Maybe we should just forget the whole statesman, warrior scientist, artist, thinker, businessman- idols of that type are dead or dying surely? People who cling to such figures- are they just slave to nostalgia, nostalgia for the real, for the heights and depths to which earlier ages aspired? Are they epochal snobs, so to speak, anachronisms clinging to the judgment that pop culture is just too pop to be taken seriously? Are they just refusing to believe that the place of real heroes could be usurped by mere performers-when in fact, that is exactly what has happened? – Thomas de Zengotita, Mediated How the Media Shapes Your World and the Way You Live in It
I like people who are really f—-ed up. … I am very high strung and suffer from multiple personalities. Jane. She’s crazy and she always wants to kill me. Tila. … Poor Girl. … She deserves a break. … I do a lot of things that are self-destructive. … I’ve always been a nerdy geek trapped inside a umm … woman’s body. Yea. … That’s me. People love me for some reason.

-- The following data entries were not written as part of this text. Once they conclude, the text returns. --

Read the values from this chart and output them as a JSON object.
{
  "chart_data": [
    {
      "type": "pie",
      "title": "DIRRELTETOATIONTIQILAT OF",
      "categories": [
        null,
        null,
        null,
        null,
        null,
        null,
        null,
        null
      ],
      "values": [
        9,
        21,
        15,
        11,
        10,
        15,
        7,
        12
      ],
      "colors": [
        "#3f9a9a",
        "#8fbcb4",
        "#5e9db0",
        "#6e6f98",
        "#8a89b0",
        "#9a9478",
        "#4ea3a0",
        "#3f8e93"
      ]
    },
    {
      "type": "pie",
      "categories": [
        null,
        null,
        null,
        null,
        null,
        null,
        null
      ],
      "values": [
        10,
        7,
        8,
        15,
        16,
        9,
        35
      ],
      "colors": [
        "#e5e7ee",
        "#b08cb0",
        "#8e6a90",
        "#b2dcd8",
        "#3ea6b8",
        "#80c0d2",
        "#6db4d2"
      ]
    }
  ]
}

I don’t know why. … I do but I just say I don’t know why just to be modest. – Tila Tequila, star of A Shot at Love with Tila Tequila, in a post on her MySpace page
Leo Koenig Inc. is pleased to announce the opening of a solo exhibition of by Tom Sanford entitled “Mr. Hangover.” Featured in the exhibition are new works modeled after ubiquitous street posters that are plastered around most cities to advertise events, movies and products. Comprised entirely of hand painted posters that are unframed and tacked to the wall, they suggest influences that come as much from the broader consumer culture as they do from the arena of fine art. In “Mr. Hangover,” Sanford references a world of disposable cultural objects and ephemera, and the glut experienced after being inundated by these elements.
Tom Sanford’s work is littered with the icons and detritus of pop culture obsessions. In this exhibition, these references become a fractal projection of his identity. Personal identification mixes with celebrity iconography offering glimpses into a lexicon of the artist’s experience. These images exude a curious combination of veneration and disdain for the subjects depicted, even when (or especially when) the subject is the artist himself.
Alternately sweet, sarcastic, caustic and mundane, Sanford briefly attempts to share a personal aside only to shout “gotcha!” with the next image. Tarnished sports heroes share the walls with portraits of cheap beers and even cheaper pop stars. Sometimes the stars are depicted as themselves, other times they are depicted as a character they play in a film or TV show. All the while, the quintessential New York paper coffee cup proclaims ”It’s Our Pleasure to Serve You.” In the artist’s own words, Sanford calls this his “mad magazine version of Marxist critique-and a subtle acknowledgement of the position of the artist in the culture economy.” This presentation induces a dizzying push/pull, mimicking the schizophrenic nature of our contemporary surroundings and the way competing imagery and attitudes incessantly vie for our attention.
Tom Sanford has a BA from Columbia University. This is his second solo exhibition at Leo Koenig Inc. Sanford recently exhibited at Galleri Faurschou in Copenhagen and he is preparing for a solo exhibition with Galerie Erna Hecey in Brussels. His work was seen in the group exhibitions “The Incomplete” at the Chelsea Museum and “Heroes!…like us?” at the Palazzo Delle Arti in Naples, Italy. He lives and works in New York City.